• Martin Wood, Editor in Chief

Not enough credit is given to the people who help make us successful in life. I’m talking about the teachers, the coaches, the friends, the family members, and everyone who gives so willingly of their time, and asks for nothing in return but the opportunity to do it again and better.

There are also folks that we employ to work with us, and help us find success. Our healthcare team is a key group of people in this category, who care about us while also putting their years of education and experience to use to guide us toward favorable health outcomes.

Life is easier when we’re not alone, when we have someone to talk to, and work through challenges with. Diabetes can be a very lonely disease, leaving us to spend a lot of time in our own heads, with our own thoughts of what we are doing right and wrong, what we could or should be doing better, and whether or not we are holding up our end of the bargain with our partners, and living in fear of how they will react if we don’t.

We shouldn’t fear including others in our lives with diabetes. Our healthcare providers, friends, coworkers, and loved ones should be the people we can trust the most with our diabetes. These are people who sincerely want to help, and we rarely let them in on the secrets about how they can do that in a way that works for us. This issue of The PLAID Journal features a Moving Forward piece called “Talking Points,” and is an excellent guide to how the people who support us can learn, listen, and lean in to help.

As we all know, there are no trophies for living well with diabetes. The closest we get to a prize is a stamp of “compliant” on our electronic health record, and the opportunity to do it again tomorrow. In regards to changing the way we classify our diabetes performance, we have an Audience Perspective this issue called “Leading the Struggle to Thrive” that proposes a shift in the way we talk about diabetes in the healthcare setting. Talking about diabetes is important, but we need to make sure we’re talking about it in the proper tones, with respect to the work that living well with diabetes requires.

Our partners are even included in how we are thinking about new diabetes technologies that are quickly coming to market. One of our Research articles this issue called “Partner Perspectives On Closed Loop Systems” explores how the people we share our lives with feel about new technologies in living with diabetes, and the potential that these technologies have to reduce the frightening possibility of hypoglycemia.

Evident throughout this issue of PLAID is that people love each other, and they care. People have hope. The things we are able to accomplish together give us hope. The opportunity to return the support, and achieve bigger things as a team gives us hope. Standing up to adversity, winning in both the short and long terms, and changing the world around us gives us hope.

Hope defines our life with diabetes.

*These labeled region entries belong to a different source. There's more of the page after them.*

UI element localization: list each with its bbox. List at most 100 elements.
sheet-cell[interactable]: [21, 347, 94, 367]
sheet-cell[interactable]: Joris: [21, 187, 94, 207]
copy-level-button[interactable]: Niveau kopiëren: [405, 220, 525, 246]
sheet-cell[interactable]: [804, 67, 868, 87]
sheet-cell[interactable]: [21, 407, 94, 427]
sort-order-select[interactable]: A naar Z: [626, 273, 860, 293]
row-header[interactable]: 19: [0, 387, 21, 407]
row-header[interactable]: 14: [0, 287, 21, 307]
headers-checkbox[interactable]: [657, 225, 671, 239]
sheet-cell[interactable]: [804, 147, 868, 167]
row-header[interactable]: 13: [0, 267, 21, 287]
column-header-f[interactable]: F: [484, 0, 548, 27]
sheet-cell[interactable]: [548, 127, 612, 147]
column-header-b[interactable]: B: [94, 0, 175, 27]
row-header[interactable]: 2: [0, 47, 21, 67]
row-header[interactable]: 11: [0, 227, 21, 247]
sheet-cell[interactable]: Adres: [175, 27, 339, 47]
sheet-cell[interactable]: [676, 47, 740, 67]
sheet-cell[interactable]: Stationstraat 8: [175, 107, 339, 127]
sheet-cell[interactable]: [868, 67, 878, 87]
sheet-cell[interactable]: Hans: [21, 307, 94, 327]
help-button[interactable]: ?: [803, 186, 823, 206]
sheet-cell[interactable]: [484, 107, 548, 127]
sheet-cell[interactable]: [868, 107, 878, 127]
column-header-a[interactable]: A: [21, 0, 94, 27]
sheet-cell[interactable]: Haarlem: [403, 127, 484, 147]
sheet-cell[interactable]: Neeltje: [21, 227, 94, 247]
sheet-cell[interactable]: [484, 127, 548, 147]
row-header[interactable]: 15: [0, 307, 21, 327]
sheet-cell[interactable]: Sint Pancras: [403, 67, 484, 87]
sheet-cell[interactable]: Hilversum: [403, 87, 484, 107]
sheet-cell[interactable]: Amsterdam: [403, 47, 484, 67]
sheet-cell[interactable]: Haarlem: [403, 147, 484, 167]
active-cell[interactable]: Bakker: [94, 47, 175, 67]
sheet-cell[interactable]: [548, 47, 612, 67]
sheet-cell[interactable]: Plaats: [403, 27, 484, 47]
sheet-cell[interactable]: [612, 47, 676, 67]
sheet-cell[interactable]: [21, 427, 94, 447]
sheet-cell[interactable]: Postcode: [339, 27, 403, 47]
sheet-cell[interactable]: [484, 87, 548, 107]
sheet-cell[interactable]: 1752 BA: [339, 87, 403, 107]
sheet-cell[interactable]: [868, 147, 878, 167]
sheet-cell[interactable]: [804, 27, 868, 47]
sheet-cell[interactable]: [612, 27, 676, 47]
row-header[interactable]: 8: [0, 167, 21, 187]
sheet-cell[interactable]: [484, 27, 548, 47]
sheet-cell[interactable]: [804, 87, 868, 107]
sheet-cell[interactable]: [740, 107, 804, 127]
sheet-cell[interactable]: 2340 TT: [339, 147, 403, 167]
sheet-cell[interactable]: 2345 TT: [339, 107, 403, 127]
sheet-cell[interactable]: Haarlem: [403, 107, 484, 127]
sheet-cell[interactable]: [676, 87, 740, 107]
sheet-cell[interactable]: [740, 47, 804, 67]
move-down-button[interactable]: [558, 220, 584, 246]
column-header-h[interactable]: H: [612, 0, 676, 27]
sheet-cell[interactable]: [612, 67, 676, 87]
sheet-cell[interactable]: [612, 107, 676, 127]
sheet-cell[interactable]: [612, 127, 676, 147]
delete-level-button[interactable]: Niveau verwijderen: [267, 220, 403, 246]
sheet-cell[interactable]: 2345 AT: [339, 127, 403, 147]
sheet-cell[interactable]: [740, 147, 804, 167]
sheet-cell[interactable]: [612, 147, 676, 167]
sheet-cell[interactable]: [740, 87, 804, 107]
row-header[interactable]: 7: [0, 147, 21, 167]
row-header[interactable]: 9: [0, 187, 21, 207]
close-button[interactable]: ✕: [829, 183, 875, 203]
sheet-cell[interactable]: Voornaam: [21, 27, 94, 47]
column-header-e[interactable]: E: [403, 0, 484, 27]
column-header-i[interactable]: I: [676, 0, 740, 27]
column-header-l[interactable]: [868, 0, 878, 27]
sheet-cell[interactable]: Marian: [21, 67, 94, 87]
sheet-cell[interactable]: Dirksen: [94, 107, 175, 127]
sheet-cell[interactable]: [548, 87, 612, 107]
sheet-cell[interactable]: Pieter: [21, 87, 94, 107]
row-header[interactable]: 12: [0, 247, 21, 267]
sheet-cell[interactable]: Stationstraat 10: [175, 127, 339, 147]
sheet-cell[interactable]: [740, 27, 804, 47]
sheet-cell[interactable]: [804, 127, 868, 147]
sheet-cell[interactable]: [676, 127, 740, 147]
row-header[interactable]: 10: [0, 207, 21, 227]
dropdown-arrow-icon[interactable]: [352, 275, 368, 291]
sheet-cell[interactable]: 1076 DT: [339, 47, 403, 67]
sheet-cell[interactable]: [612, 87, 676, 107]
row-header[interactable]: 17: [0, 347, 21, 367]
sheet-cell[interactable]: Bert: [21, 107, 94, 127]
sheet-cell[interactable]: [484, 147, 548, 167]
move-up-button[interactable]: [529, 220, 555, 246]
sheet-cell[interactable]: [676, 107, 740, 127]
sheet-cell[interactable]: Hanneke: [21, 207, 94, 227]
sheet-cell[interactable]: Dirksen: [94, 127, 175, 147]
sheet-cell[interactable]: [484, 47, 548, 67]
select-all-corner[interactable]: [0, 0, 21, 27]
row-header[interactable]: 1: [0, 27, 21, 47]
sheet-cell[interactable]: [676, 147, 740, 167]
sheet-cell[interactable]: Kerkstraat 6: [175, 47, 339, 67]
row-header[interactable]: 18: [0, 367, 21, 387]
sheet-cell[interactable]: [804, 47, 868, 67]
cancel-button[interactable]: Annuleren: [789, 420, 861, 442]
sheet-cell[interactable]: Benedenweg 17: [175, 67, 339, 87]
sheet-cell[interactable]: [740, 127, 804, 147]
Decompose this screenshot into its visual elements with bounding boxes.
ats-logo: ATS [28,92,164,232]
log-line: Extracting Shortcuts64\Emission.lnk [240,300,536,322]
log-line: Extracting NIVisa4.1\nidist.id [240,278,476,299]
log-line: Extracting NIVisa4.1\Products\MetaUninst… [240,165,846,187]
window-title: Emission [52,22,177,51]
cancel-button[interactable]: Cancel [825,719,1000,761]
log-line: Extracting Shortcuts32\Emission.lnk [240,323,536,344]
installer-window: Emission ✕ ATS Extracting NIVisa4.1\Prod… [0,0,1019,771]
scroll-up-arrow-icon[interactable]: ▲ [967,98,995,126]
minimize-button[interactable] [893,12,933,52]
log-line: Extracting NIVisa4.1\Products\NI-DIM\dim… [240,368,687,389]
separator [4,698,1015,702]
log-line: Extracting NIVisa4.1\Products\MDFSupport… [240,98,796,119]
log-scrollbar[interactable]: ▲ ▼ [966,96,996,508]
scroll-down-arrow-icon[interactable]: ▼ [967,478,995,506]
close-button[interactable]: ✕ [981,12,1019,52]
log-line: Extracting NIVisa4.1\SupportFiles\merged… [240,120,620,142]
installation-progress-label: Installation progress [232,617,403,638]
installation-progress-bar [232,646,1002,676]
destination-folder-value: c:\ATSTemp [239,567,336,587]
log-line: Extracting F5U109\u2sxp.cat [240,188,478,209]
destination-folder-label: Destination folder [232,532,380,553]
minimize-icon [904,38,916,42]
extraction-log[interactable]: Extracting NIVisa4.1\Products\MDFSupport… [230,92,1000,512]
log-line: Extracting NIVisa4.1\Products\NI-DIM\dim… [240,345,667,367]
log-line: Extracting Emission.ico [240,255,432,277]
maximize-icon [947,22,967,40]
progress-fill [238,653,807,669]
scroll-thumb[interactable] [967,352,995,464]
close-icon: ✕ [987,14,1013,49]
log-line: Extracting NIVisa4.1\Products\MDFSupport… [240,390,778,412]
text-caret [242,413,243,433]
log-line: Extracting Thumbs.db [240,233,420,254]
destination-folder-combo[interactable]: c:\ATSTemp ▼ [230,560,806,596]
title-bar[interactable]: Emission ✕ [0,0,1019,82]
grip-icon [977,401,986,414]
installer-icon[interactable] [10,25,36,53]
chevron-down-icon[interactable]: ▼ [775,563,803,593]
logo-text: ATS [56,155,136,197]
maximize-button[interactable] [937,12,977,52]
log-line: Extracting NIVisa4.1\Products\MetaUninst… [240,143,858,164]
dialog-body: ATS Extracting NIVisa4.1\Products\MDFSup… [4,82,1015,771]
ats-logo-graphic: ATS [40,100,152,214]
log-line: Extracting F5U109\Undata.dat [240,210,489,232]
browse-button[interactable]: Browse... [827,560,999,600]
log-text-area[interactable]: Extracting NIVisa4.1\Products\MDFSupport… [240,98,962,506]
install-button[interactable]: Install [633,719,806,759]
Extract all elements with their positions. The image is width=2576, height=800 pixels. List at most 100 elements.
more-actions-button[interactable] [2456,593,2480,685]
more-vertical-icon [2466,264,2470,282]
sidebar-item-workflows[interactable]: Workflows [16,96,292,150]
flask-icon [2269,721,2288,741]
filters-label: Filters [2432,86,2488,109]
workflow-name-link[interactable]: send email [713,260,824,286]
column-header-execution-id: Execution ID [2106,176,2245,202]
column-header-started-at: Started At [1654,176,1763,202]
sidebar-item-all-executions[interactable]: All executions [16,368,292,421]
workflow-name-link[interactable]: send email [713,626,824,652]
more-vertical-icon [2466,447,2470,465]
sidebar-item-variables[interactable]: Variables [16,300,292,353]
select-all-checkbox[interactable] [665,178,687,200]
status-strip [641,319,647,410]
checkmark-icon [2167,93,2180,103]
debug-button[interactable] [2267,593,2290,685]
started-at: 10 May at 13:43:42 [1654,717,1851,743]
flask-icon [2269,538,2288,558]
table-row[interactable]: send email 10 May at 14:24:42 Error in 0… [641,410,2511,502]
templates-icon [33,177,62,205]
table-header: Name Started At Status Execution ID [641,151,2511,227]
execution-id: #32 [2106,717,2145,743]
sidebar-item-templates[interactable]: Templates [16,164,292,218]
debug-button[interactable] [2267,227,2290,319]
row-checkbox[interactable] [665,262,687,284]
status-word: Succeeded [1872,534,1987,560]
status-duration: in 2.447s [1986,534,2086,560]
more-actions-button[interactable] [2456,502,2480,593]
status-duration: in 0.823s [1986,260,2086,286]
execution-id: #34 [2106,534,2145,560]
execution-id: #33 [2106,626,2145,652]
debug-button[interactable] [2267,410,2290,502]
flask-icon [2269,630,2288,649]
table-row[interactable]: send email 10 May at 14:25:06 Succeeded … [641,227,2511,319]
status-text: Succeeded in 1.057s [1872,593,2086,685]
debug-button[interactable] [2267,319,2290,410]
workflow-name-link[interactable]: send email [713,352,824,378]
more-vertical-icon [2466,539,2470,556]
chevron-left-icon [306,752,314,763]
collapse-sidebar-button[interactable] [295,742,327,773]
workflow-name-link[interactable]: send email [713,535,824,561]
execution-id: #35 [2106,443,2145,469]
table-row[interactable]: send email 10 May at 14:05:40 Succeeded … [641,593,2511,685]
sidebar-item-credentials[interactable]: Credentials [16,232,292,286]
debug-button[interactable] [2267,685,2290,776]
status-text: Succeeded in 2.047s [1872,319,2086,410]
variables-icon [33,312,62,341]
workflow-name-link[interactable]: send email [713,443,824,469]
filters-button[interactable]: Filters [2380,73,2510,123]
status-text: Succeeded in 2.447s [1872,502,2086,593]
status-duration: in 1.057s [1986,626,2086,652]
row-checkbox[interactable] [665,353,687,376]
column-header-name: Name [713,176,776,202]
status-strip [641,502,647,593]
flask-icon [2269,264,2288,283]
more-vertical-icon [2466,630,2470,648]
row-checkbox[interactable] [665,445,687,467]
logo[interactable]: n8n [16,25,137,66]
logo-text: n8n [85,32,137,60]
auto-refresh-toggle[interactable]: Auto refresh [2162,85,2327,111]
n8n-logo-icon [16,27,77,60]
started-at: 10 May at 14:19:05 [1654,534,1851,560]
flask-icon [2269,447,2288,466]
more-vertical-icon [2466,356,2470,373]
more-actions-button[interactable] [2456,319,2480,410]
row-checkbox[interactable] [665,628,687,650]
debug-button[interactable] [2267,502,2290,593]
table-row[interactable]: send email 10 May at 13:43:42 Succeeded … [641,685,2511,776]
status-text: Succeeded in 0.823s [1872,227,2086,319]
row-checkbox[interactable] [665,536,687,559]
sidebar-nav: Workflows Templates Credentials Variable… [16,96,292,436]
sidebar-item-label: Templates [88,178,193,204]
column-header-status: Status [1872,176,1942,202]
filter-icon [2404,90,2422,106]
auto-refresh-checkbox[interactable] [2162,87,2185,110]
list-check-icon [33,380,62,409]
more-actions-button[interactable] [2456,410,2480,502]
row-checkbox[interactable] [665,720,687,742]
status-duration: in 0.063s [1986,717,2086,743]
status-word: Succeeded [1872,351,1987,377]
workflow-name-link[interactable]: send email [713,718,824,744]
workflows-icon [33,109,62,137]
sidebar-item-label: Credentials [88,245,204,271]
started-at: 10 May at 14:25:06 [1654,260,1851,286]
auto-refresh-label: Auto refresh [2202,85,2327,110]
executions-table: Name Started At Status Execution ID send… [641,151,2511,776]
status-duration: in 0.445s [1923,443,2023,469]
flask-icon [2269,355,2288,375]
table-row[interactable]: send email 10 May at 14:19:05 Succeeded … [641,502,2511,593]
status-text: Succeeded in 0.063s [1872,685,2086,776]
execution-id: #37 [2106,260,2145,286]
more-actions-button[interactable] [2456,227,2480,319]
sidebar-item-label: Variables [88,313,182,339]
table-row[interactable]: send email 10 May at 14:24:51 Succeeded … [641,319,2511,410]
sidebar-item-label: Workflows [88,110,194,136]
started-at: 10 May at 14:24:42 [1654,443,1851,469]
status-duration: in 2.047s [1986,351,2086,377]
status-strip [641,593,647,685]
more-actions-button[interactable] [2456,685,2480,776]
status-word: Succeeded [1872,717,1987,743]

We hope for a cure. We hope for better technologies that make living with diabetes easier. We hope for more effective medications that reduce the physiological burden of diabetes. We hope we don’t ever get complications from living with this progressive disease. We hope we don’t ever have to ask for help. We hope our health insurance covers us when we do need help. We hope the people that we love and care about with diabetes don’t ever need our help, and that we’ll be prepared if they ever do.

If there is one thing that I wish every person newly diagnosed with diabetes could understand from day one, it is that diabetes can open so many more doors than it can shut. Human beings need each other, and have since we first began drawing on cave walls in an attempt to communicate about the world around us. Hidden within the curse of diabetes is a gift of hope that gives us an opportunity to bond closer with other people, to help each other, and to help ourselves.

In an uncertain world, where the rules are constantly changing, the one thing we can rely on is hope for something better. As American Jewish educator and journalist Morris Mandel said, “Even the darkest hour only has 60 minutes.” As our healthcare laws change, and our diabetes technologies improve, we as a community of partners must continue to advocate for those things that can yield more favorable outcomes. We must advocate for ourselves, but most importantly, we must advocate for each other. Even when the work is hard, even when we’re uncertain of success, we must push through to get what we need for ourselves and for the greater good.

Everything changes, sometimes for the better, and sometimes for the worse. But change is a temporary state. Whether for our own lives with diabetes or for the people we care about most in this world, we must confront difficult moments of change with hope, with courage, with dignity, and with resolve, and demand opportunities to achieve success again and again… and better.